Pastrana is virtually uninsurable. Even Lloyd's of London wouldn't take his hefty premiums without exceptions on his wrists, head, knees or back. "Well, that's a lot of me," he shrugged.
But he's willing to pay the price, nevertheless.
"It all comes down to if it's worth it to you," he said, the strange look of seriousness overtaking him. "At the beginning of the season, I was just training, because I still ride just to condition and stay in shape, and all my friends do it. I broke my collar bone. I had already had a plate in there, but I broke it through the plate, broke it with a compound fracture through the skin, and that was on Monday. Call up my doctor, got in Tuesday morning for surgery. On Thursday I was at Sno*Drift [rally in Michigan]. Friday, Saturday I ended up winning the rally. That was the first round of the season.

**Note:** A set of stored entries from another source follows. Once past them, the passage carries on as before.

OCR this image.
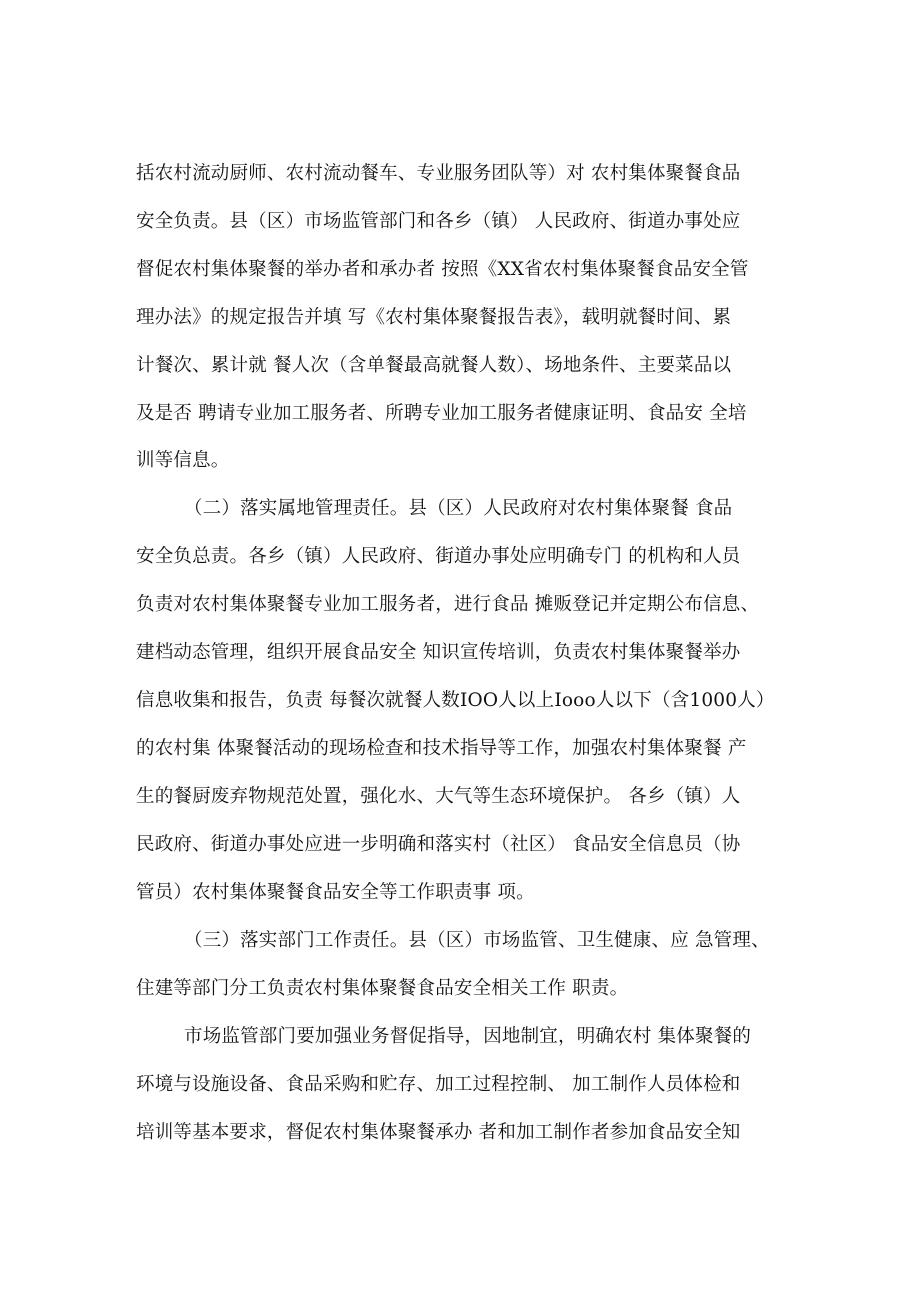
括农村流动厨师、农村流动餐车、专业服务团队等）对 农村集体聚餐食品
安全负责。县（区）市场监管部门和各乡（镇） 人民政府、街道办事处应
督促农村集体聚餐的举办者和承办者 按照《XX省农村集体聚餐食品安全管
理办法》的规定报告并填 写《农村集体聚餐报告表》，载明就餐时间、累
计餐次、累计就 餐人次（含单餐最高就餐人数）、场地条件、主要菜品以
及是否 聘请专业加工服务者、所聘专业加工服务者健康证明、食品安 全培
训等信息。
（二）落实属地管理责任。县（区）人民政府对农村集体聚餐 食品
安全负总责。各乡（镇）人民政府、街道办事处应明确专门 的机构和人员
负责对农村集体聚餐专业加工服务者，进行食品 摊贩登记并定期公布信息、
建档动态管理，组织开展食品安全 知识宣传培训，负责农村集体聚餐举办
信息收集和报告，负责 每餐次就餐人数IOO人以上Iooo人以下（含1000人）
的农村集 体聚餐活动的现场检查和技术指导等工作，加强农村集体聚餐 产
生的餐厨废弃物规范处置，强化水、大气等生态环境保护。 各乡（镇）人
民政府、街道办事处应进一步明确和落实村（社区） 食品安全信息员（协
管员）农村集体聚餐食品安全等工作职责事 项。
（三）落实部门工作责任。县（区）市场监管、卫生健康、应 急管理、
住建等部门分工负责农村集体聚餐食品安全相关工作 职责。
市场监管部门要加强业务督促指导，因地制宜，明确农村 集体聚餐的
环境与设施设备、食品采购和贮存、加工过程控制、 加工制作人员体检和
培训等基本要求，督促农村集体聚餐承办 者和加工制作者参加食品安全知
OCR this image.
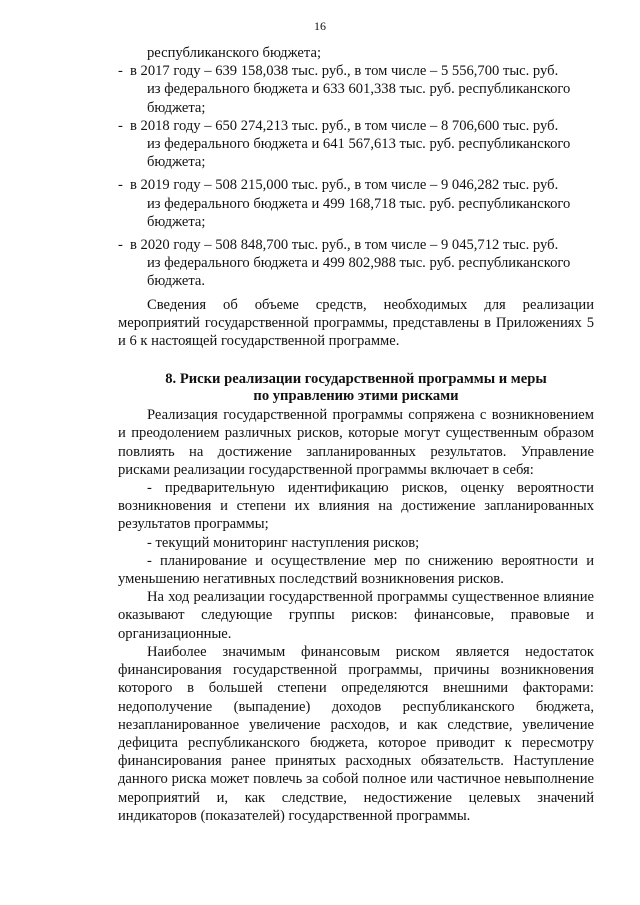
16
республиканского бюджета;
- в 2017 году – 639 158,038 тыс. руб., в том числе – 5 556,700 тыс. руб.
из федерального бюджета и 633 601,338 тыс. руб. республиканского бюджета;
- в 2018 году – 650 274,213 тыс. руб., в том числе – 8 706,600 тыс. руб.
из федерального бюджета и 641 567,613 тыс. руб. республиканского бюджета;
- в 2019 году – 508 215,000 тыс. руб., в том числе – 9 046,282 тыс. руб.
из федерального бюджета и 499 168,718 тыс. руб. республиканского бюджета;
- в 2020 году – 508 848,700 тыс. руб., в том числе – 9 045,712 тыс. руб.
из федерального бюджета и 499 802,988 тыс. руб. республиканского бюджета.

Сведения об объеме средств, необходимых для реализации мероприятий государственной программы, представлены в Приложениях 5 и 6 к настоящей государственной программе.

8. Риски реализации государственной программы и меры
по управлению этими рисками

Реализация государственной программы сопряжена с возникновением и преодолением различных рисков, которые могут существенным образом повлиять на достижение запланированных результатов. Управление рисками реализации государственной программы включает в себя:

- предварительную идентификацию рисков, оценку вероятности возникновения и степени их влияния на достижение запланированных результатов программы;

- текущий мониторинг наступления рисков;

- планирование и осуществление мер по снижению вероятности и уменьшению негативных последствий возникновения рисков.

На ход реализации государственной программы существенное влияние оказывают следующие группы рисков: финансовые, правовые и организационные.

Наиболее значимым финансовым риском является недостаток финансирования государственной программы, причины возникновения которого в большей степени определяются внешними факторами: недополучение (выпадение) доходов республиканского бюджета, незапланированное увеличение расходов, и как следствие, увеличение дефицита республиканского бюджета, которое приводит к пересмотру финансирования ранее принятых расходных обязательств. Наступление данного риска может повлечь за собой полное или частичное невыполнение мероприятий и, как следствие, недостижение целевых значений индикаторов (показателей) государственной программы.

"You do what you have to do. Those are the days when what we do is a job and you have to be there. If you're in this type of sport, you have to be tough. Just because you have a broken bone doesn't mean you're not going to ride two days later. You think of your body, but you do your job."
Pastrana has always been able to rise from the wreckage, beginning with ultracompetitive pick-up football games against cousins who would eventually go on to play Div. I intercollegiate sports. His mutant management of pain and buoyant, yet resolute, disposition always seemed to steward him through the latest injury. As a result, injuries seem commonplace to his fans, the consequences diminished. But there is a toll.
"He's in more pain than anybody knows," his father, Robert, said. "He's bent-over and limping now."
This brutal calling has made him a rich man young, but it will end, he knows, one way or another, before he'd like. He very much aspires to becoming an old man, but he knows how uncomfortable those years could be. But he won't stop racking up tolls on his body.
"Not to make it all philosophical, but I'd rather live every day without being afraid of dying than to live my life in fear of not chasing my dreams," he said. "Basically, every single day I wake up with a smile. So many people say, 'Oh, I could have done this or done that' or 'it's just not that safe thing to do.' A Hail Mary's my whole life."